Et bien le pari que nous faisons, c’est que le texte que nous venons de lire, et qui construit apparemment si bien la haine, est aussi un texte qui en propose une traversée. Au-delà de la haine.

            Pour travailler cela, nous avons une clef, trois versets de la Bible, au milieu desquels, cette proclamation : Mon étendard, c’est le Seigneur !

            Représentez-vous cet étendard comme une enseigne hissée en haut d’un mât.
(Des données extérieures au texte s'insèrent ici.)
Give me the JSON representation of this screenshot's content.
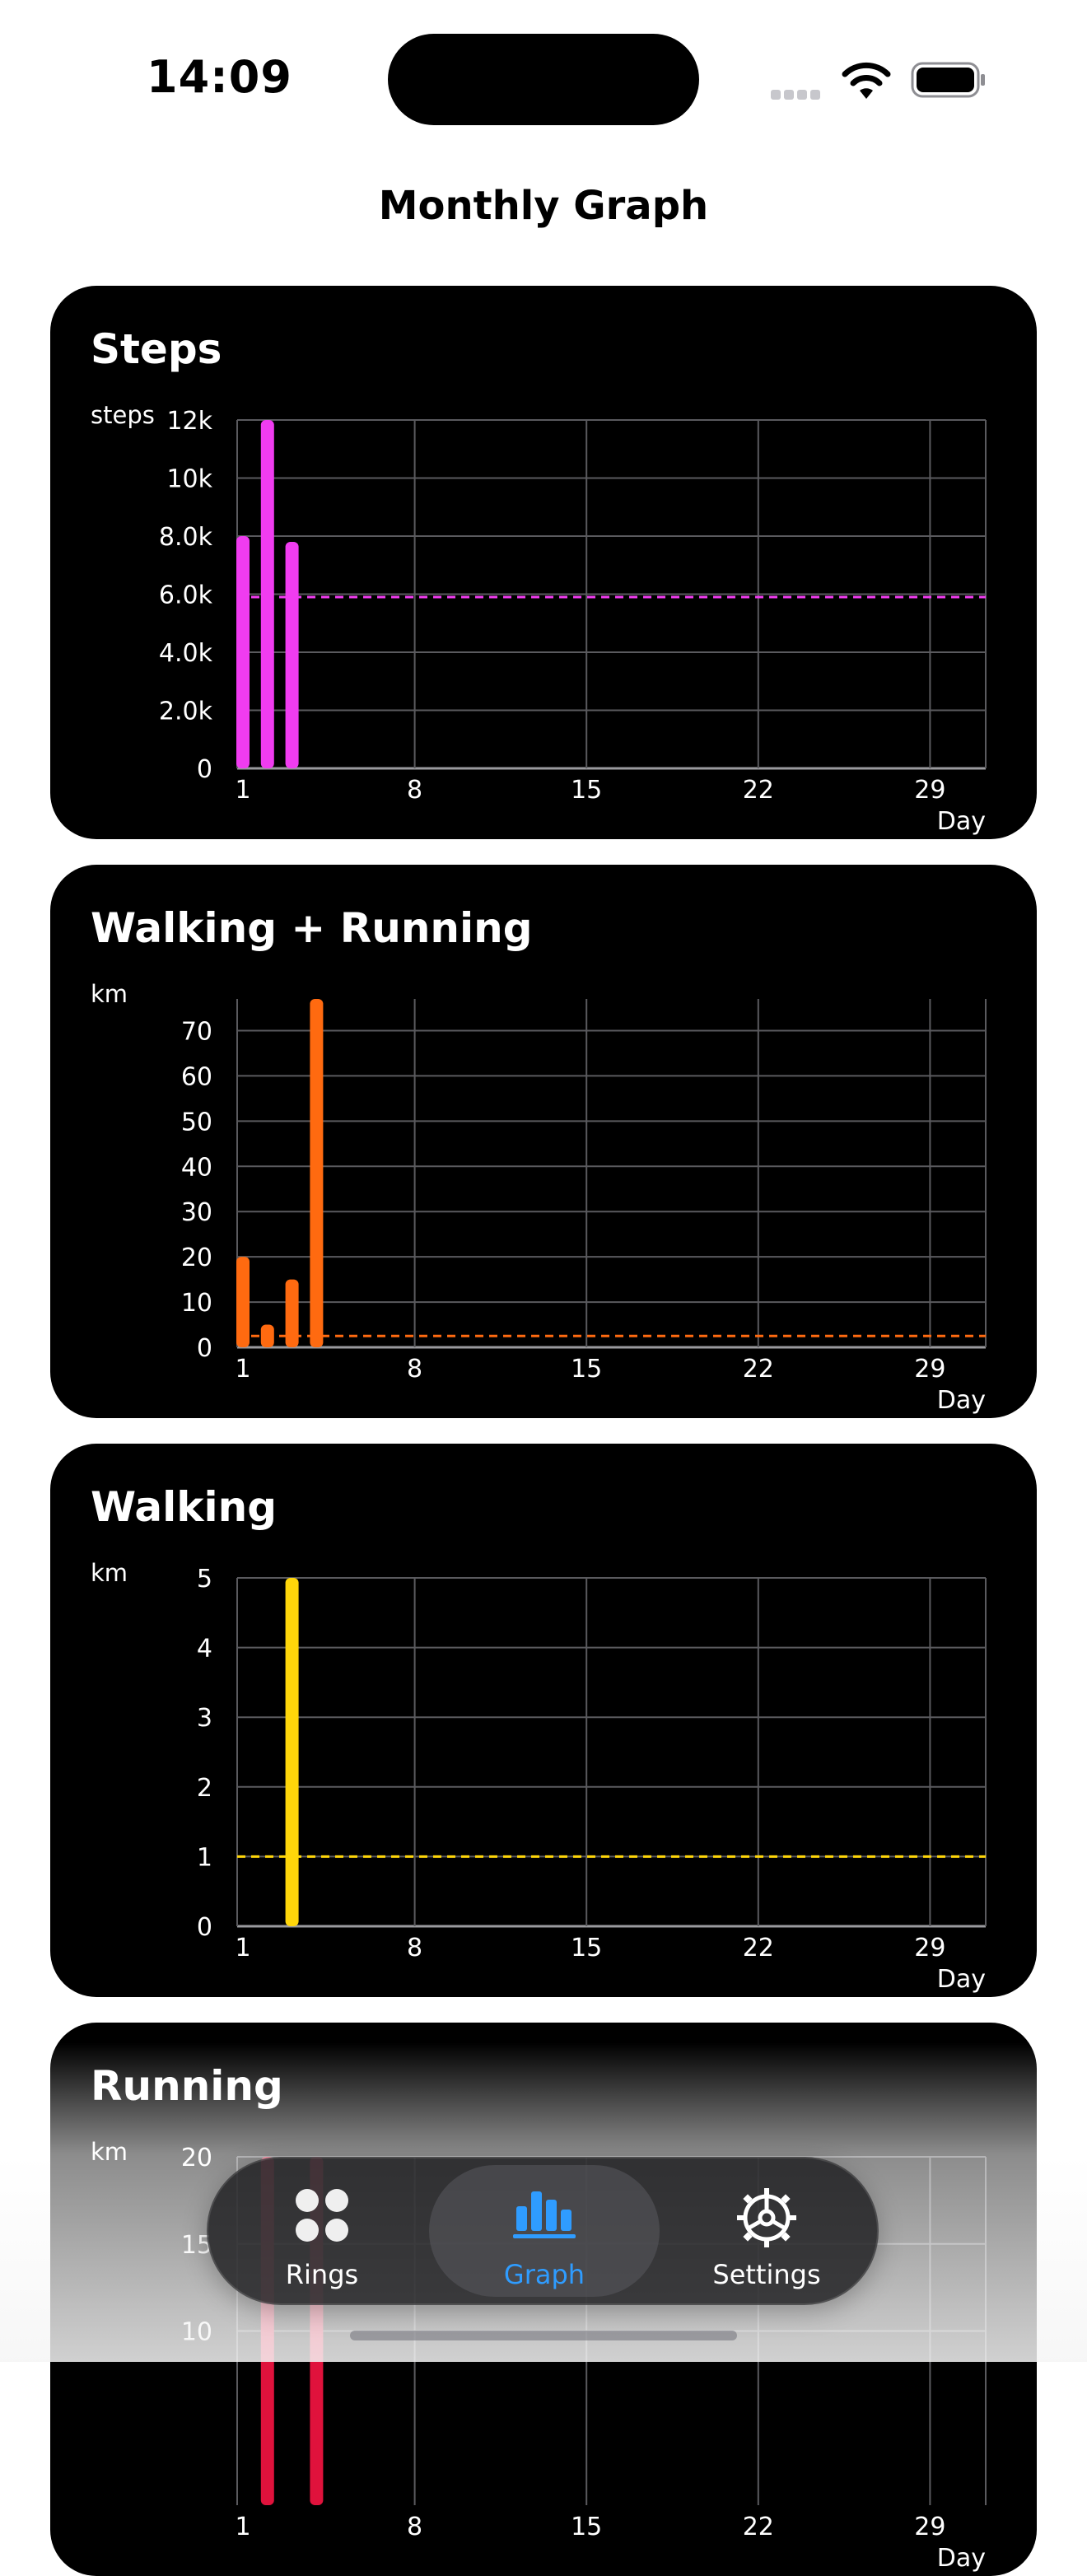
{
  "status_bar": {
    "time": "14:09"
  },
  "nav": {
    "title": "Monthly Graph"
  },
  "colors": {
    "steps": "#f03cf0",
    "walking_running": "#ff6a10",
    "walking": "#ffd60a",
    "running": "#e0123c",
    "tab_selected": "#2f9cff"
  },
  "tabs": [
    {
      "label": "Rings",
      "icon": "rings-icon"
    },
    {
      "label": "Graph",
      "icon": "bar-graph-icon"
    },
    {
      "label": "Settings",
      "icon": "gear-icon"
    }
  ],
  "chart_data": [
    {
      "type": "bar",
      "title": "Steps",
      "ylabel": "steps",
      "xlabel": "Day",
      "x_ticks": [
        "1",
        "8",
        "15",
        "22",
        "29"
      ],
      "y_ticks": [
        "0",
        "2.0k",
        "4.0k",
        "6.0k",
        "8.0k",
        "10k",
        "12k"
      ],
      "ylim": [
        0,
        12000
      ],
      "xlim": [
        1,
        31
      ],
      "points": [
        {
          "day": 1,
          "value": 8000
        },
        {
          "day": 2,
          "value": 12000
        },
        {
          "day": 3,
          "value": 7800
        }
      ],
      "average": 5900,
      "grid": true
    },
    {
      "type": "bar",
      "title": "Walking + Running",
      "ylabel": "km",
      "xlabel": "Day",
      "x_ticks": [
        "1",
        "8",
        "15",
        "22",
        "29"
      ],
      "y_ticks": [
        "0",
        "10",
        "20",
        "30",
        "40",
        "50",
        "60",
        "70"
      ],
      "ylim": [
        0,
        77
      ],
      "xlim": [
        1,
        31
      ],
      "points": [
        {
          "day": 1,
          "value": 20
        },
        {
          "day": 2,
          "value": 5
        },
        {
          "day": 3,
          "value": 15
        },
        {
          "day": 4,
          "value": 77
        }
      ],
      "average": 2.5,
      "grid": true
    },
    {
      "type": "bar",
      "title": "Walking",
      "ylabel": "km",
      "xlabel": "Day",
      "x_ticks": [
        "1",
        "8",
        "15",
        "22",
        "29"
      ],
      "y_ticks": [
        "0",
        "1",
        "2",
        "3",
        "4",
        "5"
      ],
      "ylim": [
        0,
        5
      ],
      "xlim": [
        1,
        31
      ],
      "points": [
        {
          "day": 3,
          "value": 5
        }
      ],
      "average": 1,
      "grid": true
    },
    {
      "type": "bar",
      "title": "Running",
      "ylabel": "km",
      "xlabel": "Day",
      "x_ticks": [
        "1",
        "8",
        "15",
        "22",
        "29"
      ],
      "y_ticks": [
        "10",
        "15",
        "20"
      ],
      "ylim": [
        0,
        20
      ],
      "xlim": [
        1,
        31
      ],
      "points": [
        {
          "day": 2,
          "value": 20
        },
        {
          "day": 4,
          "value": 20
        }
      ],
      "grid": true
    }
  ]
}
Cette enseigne a deux faces.

 Première face

            “ J’effacerai la mémoire d’Amaleq, je l’effacerai de sous le ciel ”… parole du Seigneur, adressée à Moïse, transmise aux livres, et aux lecteurs…

            Mais il faut – impérativement – que nous nous avisions, de ceci : l’effacement de dessous le ciel de la mémoire d’Amaleq rend la haine sans objet.
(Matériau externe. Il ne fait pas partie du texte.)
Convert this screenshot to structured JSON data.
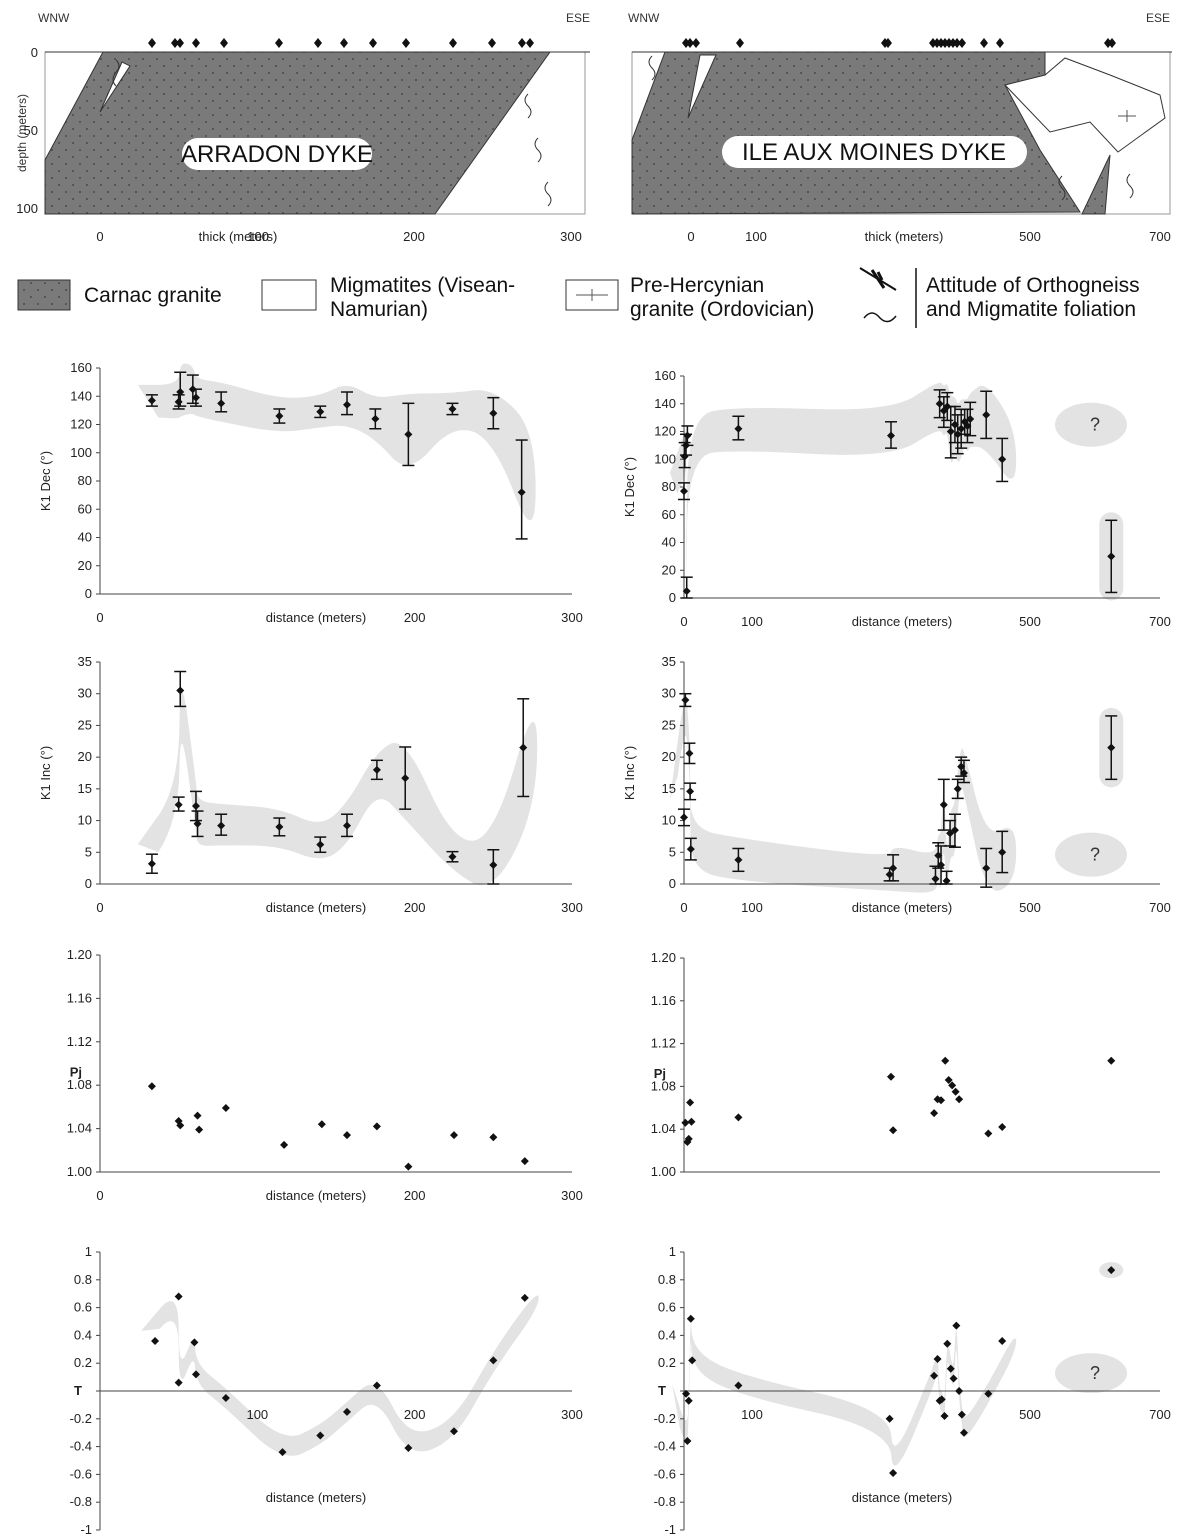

                        Cette apparente malédiction est – simultanément – une promesse qu’Amaleq pourra vivre, parce qu’Israël en aura perdu la mémoire.

            Et osons dire que si nous n’acceptons pas cette lecture, nous acceptons les logiques d’extermination qui découlent de ce texte… Osons donc par la foi ce coup de force à l’intérieur de la malédiction, et ouvrons nos yeux sur l’au-delà de la haine.

            Prenons ce texte au mot, et disons que l’œuvre du Seigneur en nous est de rendre sans objet nos haines les plus féroces. A ce point que quand bien même nous échoirait alors la possibilité d’exterminer Amaleq, nous choisirions de le laisser vivre.

            Il faut que nous nous accrochions à cette foi… Pourvu que notre étendard, le Seigneur, nous donne l’esprit d’oubli, l’esprit d’abandon de nos créances les plus chères… Pourvu que ces Saintes Écritures nous donnent la sagesse, au lieu de nourrir nos haines…

            Notre étendard, c’est le Seigneur. Première face : la haine perd sa vigueur parce qu’elle perd son objet, telle est pour nous l’action du Seigneur.

Seconde face

            Est-ce si simple ? Là où la parole du Seigneur affirme qu’elle saura désarmer la haine, l’être humain, Moïse, ajoute : “ Guerre entre le Seigneur et Amaleq, d’âge en âge ”. Expression d’une sorte de “ culture de la haine ”.

            Il y a donc, par delà même l’effacement de cet Amaleq qui vint combattre Israël, la haine qui s’invente, qui se trouve – toujours – de nouveaux objets. En a-t-on jamais fini ? Elle puise dans son avant mémoire, à des traditions plus anciennes (16a), elle puise dans son actualité… Elle renaît, elle s’alimente de son propre dépit… Oui, la haine laisse toujours des traces brûlantes dans les cœurs de ceux qu’elle a possédés….

            Mais prenons, une fois encore, le texte au mot, qui dit “ guerre entre le Seigneur et Amaleq ”… et qui suggère, dans la malédiction, que le Seigneur s’occupera lui-même de cela. Guerre entre le Seigneur et Amaleq ? Je ne suis pas le Seigneur… Si bien que, même si la haine vient se manifester à nouveau dans le cœur de celui qu’elle a possédé, il peut la saluer, n’être pas débordé par elle, constater qu’il a fait la paix, et s’en remettre au Seigneur.

 

            Ainsi donc envisagé, ce qui semblait en vérité être une apologie de la haine et de l’extermination recèle en soi des promesses de paix que nous ne soupçonnions pas.

            Au milieu d’un champ de ruine, à la fin du film de Akira Kurosawa Rashômon, 1950, dans un Japon ravagé, deux hommes ont fait le constat que plus personne ne dit la vérité. Chacun exige de chaque autre qu’il adhère à son mensonge, ou qu’il meure : c’est cela, la sauvagerie. Au milieu d’un champ de ruines, ces deux hommes découvrent un enfant abandonné. … Le plus pauvre des deux, simple passant, le recueille. Et l’autre de lui dire : “ Ton geste a restitué ma foi en l’humanité ”.

Lueur minuscule et pourtant essentielle. Royaume de Dieu dans lequel on entre, même au milieu d’un champ de ruines, comme un homme accueille un enfant.